Mas o objetivo aqui não é discutir
física. A ideia é deixar claro algo que, apesar de óbvio, é sempre
esquecido. O domínio e a aplicabilidade da mecânica quântica é o mundo
da física! Não é lícito tirar um conceito de uma área e aplicar
diretamente a outra. É possível fazer uma analogia, usar comparações,
claro. Porém, não se pode usar as mesmas construções teóricas da física
para fazer “teologia”. Você não pode querer usar a mecânica quântica
para explicar Deus, nem nossas almas, ou o mundo espiritual, por
exemplo. Ela não foi criada pra isso. Não é neste campo que ela
funciona. Ela funciona na física e, por isso mesmo, é lá que ela ganhou
respeito.
Entretanto, o pior não é usar construções
teóricas da mecânica quântica como se fossem teológicas. O pior é usar a
autoridade que ela conquistou no seu domínio, a física, para justificar
teorias absurdas. Argumentos do tipo, “já foi provado pela mecânica
quântica”, ou “segundo a mecânica quântica” são completamente
desprovidos de sentido quando usadas fora da física. O que foi provado
pela quântica, foi provado somente para a física. Além do mais, este
tipo de afirmação usa uma velha tática maldosa de persuasão, conhecida
como “argumentos de autoridade”. Se usa este tipo de construção quando,
na verdade, não se consegue provar o que deseja!
Vários livros e filmes recentes, além de
aplicarem a mecânica quântica fora de seu contexto, a distorcem
totalmente, inventando coisas que não existem na teoria. Os mais
conhecidos são o livro “O Segredo” e o filme “Quem somos nós”. Enganam o
público dizendo que o observador interfere no objeto com o pensamento e
que isso é explicado pela mecânica quântica. Um pensamento não é uma
interação física com o objeto medido, não é uma medição. Está, portanto,
fora do escopo do princípio da incerteza.

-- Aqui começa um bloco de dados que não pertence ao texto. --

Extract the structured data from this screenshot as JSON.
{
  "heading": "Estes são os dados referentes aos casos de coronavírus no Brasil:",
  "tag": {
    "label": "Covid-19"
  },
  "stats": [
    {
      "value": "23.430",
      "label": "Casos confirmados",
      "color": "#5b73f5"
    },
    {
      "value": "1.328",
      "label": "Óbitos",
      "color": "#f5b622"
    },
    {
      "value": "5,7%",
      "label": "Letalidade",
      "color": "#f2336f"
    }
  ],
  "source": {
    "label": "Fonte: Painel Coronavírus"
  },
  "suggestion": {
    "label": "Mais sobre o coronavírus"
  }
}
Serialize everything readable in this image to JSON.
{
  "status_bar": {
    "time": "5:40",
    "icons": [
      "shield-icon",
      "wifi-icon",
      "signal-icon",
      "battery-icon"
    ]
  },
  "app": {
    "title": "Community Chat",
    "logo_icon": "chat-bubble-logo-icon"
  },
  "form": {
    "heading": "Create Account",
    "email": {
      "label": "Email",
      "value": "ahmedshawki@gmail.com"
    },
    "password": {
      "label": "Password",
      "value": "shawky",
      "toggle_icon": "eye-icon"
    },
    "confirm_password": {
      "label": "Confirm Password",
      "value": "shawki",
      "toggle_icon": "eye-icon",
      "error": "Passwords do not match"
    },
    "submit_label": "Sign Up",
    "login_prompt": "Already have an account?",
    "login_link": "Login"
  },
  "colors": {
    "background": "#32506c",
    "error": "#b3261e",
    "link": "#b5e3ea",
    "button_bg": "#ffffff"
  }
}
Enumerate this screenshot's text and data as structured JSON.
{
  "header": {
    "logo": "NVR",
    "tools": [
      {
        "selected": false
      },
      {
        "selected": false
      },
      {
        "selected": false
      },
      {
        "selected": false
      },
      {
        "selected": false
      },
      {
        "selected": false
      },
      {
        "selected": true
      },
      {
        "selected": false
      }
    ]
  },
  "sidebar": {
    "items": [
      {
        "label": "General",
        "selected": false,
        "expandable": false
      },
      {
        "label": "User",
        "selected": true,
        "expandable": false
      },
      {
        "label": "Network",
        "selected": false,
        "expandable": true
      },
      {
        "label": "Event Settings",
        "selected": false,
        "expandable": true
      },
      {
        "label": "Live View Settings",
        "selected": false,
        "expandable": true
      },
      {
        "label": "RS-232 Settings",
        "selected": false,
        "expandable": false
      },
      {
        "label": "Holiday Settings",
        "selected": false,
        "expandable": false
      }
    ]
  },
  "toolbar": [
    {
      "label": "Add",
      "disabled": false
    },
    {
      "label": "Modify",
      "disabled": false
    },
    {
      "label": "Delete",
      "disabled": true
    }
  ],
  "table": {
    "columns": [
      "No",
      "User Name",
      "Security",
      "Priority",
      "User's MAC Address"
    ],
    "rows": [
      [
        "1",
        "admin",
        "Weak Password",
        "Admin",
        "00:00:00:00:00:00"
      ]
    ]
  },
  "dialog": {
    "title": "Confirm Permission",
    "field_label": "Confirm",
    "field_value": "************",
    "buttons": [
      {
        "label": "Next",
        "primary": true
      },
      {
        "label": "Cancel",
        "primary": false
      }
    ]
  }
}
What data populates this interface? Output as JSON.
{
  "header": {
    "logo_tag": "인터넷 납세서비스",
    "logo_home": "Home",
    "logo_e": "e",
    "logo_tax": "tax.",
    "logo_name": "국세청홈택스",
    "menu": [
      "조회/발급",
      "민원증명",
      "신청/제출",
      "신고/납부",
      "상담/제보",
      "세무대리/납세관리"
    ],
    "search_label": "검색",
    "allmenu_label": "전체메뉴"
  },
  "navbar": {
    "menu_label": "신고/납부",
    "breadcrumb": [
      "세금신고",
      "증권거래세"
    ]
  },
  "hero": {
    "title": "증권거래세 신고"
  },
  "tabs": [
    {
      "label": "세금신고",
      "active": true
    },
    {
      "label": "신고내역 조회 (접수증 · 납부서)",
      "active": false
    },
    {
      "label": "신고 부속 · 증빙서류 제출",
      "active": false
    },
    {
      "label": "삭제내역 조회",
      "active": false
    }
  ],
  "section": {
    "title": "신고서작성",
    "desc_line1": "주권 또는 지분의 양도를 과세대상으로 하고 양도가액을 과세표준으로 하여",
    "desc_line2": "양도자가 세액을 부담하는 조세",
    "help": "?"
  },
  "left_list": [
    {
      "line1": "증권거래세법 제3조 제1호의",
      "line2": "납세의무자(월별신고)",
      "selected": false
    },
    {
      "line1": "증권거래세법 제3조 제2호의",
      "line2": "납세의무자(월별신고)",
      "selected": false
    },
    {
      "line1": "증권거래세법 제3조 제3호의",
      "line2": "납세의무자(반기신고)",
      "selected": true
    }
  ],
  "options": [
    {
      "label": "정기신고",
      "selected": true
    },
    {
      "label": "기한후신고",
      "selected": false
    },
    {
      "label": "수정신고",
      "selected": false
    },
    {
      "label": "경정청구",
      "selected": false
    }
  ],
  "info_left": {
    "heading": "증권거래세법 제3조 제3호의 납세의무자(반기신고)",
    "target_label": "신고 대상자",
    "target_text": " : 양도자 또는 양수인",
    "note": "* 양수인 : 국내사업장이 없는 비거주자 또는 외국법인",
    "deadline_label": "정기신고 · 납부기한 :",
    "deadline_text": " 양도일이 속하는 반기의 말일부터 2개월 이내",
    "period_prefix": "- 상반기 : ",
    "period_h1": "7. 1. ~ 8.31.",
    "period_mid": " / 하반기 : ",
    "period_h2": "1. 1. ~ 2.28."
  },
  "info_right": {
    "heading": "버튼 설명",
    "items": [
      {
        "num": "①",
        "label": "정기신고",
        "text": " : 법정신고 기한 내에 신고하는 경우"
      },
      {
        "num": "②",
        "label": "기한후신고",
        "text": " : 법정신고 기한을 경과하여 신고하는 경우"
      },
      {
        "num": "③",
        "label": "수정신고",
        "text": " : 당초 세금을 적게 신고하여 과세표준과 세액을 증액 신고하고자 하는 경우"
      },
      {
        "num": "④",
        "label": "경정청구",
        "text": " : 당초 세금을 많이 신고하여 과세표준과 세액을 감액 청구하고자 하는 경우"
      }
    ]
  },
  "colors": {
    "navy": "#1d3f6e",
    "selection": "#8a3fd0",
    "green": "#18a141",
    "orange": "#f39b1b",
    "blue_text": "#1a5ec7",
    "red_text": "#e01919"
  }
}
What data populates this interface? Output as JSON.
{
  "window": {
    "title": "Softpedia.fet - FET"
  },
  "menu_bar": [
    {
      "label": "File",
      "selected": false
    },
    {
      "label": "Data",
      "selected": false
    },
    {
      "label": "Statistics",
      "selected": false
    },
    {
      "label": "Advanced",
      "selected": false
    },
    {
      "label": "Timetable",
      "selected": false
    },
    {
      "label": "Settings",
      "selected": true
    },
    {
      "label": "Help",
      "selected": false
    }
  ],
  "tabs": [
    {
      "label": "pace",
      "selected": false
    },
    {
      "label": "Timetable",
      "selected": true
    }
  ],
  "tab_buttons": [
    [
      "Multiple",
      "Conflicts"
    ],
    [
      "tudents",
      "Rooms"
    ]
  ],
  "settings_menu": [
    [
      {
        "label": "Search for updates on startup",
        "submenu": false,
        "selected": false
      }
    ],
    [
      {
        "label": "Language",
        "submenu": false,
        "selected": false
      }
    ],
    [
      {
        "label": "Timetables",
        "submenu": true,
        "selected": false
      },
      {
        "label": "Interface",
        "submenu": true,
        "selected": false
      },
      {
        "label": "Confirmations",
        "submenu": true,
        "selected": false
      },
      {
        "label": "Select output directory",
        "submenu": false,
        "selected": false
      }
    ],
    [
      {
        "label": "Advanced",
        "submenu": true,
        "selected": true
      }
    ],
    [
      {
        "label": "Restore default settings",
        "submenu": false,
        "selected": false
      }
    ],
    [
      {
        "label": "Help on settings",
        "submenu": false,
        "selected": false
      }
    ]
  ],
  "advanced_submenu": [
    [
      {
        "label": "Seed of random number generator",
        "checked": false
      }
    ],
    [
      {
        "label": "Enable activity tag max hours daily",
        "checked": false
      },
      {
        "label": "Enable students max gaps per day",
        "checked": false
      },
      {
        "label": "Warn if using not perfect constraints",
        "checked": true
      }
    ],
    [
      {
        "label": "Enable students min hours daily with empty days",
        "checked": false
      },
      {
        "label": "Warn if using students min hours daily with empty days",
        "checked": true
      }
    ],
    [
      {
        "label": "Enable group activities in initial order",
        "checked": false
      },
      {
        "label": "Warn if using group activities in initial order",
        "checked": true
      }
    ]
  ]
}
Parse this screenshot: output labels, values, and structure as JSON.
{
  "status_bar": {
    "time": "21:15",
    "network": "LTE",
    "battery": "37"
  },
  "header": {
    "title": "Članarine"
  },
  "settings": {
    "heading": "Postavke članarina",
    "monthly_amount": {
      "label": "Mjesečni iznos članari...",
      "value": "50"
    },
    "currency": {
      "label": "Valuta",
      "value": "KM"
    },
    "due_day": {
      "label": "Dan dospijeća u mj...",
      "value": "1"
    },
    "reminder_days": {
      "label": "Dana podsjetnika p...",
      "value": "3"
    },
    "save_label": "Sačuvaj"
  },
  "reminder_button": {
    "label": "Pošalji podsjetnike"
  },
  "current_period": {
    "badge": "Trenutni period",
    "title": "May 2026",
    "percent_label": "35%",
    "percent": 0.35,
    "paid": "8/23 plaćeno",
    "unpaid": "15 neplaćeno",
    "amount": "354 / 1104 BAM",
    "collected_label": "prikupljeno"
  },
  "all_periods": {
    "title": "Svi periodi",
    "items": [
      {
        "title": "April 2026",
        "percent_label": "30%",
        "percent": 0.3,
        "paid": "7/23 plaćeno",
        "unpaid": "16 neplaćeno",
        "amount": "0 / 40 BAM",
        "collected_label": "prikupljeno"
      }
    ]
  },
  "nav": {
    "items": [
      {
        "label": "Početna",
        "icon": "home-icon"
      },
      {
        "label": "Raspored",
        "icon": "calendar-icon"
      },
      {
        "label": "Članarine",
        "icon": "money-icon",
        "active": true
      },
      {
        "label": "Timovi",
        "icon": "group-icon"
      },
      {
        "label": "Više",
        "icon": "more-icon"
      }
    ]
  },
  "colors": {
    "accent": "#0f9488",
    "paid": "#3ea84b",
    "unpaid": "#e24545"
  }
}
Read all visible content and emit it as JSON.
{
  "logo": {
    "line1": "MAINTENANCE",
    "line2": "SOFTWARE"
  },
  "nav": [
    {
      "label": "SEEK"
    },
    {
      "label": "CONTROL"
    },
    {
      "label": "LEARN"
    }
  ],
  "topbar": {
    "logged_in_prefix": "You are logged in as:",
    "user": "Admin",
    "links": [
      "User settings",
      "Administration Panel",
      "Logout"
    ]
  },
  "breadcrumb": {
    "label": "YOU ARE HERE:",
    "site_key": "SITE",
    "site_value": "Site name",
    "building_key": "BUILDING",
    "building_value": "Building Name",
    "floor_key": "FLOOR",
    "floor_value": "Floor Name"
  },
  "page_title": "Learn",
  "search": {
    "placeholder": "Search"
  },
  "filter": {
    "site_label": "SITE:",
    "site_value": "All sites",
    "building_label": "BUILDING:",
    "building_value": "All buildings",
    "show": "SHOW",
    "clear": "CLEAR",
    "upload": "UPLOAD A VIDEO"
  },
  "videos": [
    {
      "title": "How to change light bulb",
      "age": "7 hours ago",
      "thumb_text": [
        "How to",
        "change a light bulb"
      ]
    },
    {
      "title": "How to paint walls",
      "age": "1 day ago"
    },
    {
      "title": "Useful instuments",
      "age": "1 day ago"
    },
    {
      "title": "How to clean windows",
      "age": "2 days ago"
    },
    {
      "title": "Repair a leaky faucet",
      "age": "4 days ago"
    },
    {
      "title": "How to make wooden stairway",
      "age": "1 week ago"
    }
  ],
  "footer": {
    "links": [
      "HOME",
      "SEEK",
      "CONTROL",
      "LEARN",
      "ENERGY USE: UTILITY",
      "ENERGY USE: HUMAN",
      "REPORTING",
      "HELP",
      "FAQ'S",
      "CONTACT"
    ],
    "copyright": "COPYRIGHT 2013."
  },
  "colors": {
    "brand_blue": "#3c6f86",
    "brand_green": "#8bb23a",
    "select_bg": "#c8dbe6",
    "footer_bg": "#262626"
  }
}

Entendo que seja uma conclusão natural
que seja válido fazer especulações filosóficas baseadas na mecânica
quântica. Tomando o devido cuidado, entretanto, de não aplicar seus
conceitos físicos diretamente, mas como analogias, inspirações.
Evidentemente que isto não justifica o uso indevido que se tem feito
ultimamente por muitas pessoas que distorcem totalmente o que a teoria
diz. Aplicam estas distorções diretamente a áreas radialmente diferentes
e, maldosamente, iludem os menos precavidos com argumentos de
autoridade que não tem valor algum, especialmente fora da física”.